Property consultancy Knight Frank has had a record year, reporting pretax profits of £162m.
The firm, which has an office in Sheffield, also reported £443m turnover for the year to 31 March 2015.
Knight Frank’s commercial property offices in Sheffield and Leeds had their most successful year ever.
The Sheffield office agency team was involved in 68.6 per cent of office deals by floor area in the city and was appointed to market the 80,000 sq ft 3 St Paul’s Place – the only grade A office building the city.
Other key transactions included 80,000 sq ft at Milton House, the largest office sale in Sheffield of 2014; 40,000 sq ft at North Bank in Blonk Street to XLN and Instant Offices and 21,000 sq ft at The Straddle at Victoria Keys let to Servelec.
Key industrial acquisitions and transactions in the year included a lease regear for 100,000 sq ft for ROM in Sheffield; the 110,000 sq ft letting of Manton 110 in Worksop; 60,000 sq ft to Approved Food in Sheffield and 60,000 sq ft to Symphony in South Yorkshire.

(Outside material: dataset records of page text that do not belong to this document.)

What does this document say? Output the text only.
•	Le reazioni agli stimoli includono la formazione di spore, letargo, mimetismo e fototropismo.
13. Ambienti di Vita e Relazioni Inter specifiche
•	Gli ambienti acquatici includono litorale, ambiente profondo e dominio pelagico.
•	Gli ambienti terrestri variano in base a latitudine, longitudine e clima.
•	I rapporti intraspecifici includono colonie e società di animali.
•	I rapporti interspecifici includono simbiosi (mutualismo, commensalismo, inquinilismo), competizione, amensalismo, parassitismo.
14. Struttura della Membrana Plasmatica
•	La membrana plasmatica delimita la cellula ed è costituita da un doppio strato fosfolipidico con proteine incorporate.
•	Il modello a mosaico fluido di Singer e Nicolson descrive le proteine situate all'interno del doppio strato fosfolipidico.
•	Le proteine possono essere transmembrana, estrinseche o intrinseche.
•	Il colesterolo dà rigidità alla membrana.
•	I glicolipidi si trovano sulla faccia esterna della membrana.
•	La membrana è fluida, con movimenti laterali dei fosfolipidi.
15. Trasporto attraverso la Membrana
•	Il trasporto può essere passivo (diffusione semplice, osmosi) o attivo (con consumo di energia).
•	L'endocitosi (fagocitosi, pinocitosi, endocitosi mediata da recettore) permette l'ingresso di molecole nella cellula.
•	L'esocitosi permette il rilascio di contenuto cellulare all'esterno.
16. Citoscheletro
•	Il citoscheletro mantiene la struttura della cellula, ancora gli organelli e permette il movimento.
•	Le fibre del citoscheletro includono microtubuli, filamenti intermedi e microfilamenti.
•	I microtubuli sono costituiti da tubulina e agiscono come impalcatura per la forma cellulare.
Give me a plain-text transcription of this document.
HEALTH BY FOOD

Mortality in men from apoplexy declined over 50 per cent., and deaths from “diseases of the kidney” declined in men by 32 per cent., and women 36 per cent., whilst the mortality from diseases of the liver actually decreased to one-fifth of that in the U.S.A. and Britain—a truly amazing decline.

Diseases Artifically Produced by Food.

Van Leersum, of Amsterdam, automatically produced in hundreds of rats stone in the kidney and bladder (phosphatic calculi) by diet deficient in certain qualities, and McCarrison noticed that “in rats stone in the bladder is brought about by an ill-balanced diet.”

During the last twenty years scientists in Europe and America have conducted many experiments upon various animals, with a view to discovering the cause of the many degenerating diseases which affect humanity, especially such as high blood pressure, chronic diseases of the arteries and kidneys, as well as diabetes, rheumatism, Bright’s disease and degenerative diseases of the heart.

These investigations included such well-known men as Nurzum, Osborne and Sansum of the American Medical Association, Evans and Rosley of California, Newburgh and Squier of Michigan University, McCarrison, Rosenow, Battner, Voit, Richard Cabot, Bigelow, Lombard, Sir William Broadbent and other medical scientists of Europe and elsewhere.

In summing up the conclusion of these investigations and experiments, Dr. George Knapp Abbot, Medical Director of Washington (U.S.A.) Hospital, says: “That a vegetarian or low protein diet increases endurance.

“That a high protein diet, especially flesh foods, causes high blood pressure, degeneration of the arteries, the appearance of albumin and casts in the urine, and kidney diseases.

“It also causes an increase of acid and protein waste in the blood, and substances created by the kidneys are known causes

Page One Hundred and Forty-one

Alistair Elliott, group chairman and senior partner of Knight Frank said: “I am pleased to report another strong set of results for our latest financial year.
“We have achieved a 19% increase in profit, whilst continuing to invest significantly in recruitment and expanding our global platform.
“Our priority for the year ahead is to continue to develop our key services in the principal cities of the world.
“The benefits of a balanced business are, I believe, being delivered. At a time when activity in commercial occupier markets is increasing in many cities around the world, we see the return of rental growth drawing more investor interest.
“The specialist property sectors (including hotels, student property, healthcare, residential capital markets and automotive) are becoming a more central part of investors’ portfolios and solid returns over turbulent periods have increased their appeal.
“In the UK, commercial real estate activity has increased and there is now significant life in the sector. Our 10 commercial offices across the UK have had their best year ever.
“The residential market is more mixed, with the prime sector still absorbing the changes to stamp duty made last December, especially in central London.
“That said, the market continues to be underpinned by a combination of undersupply of housing, the improving economy and the low interest rate environment.”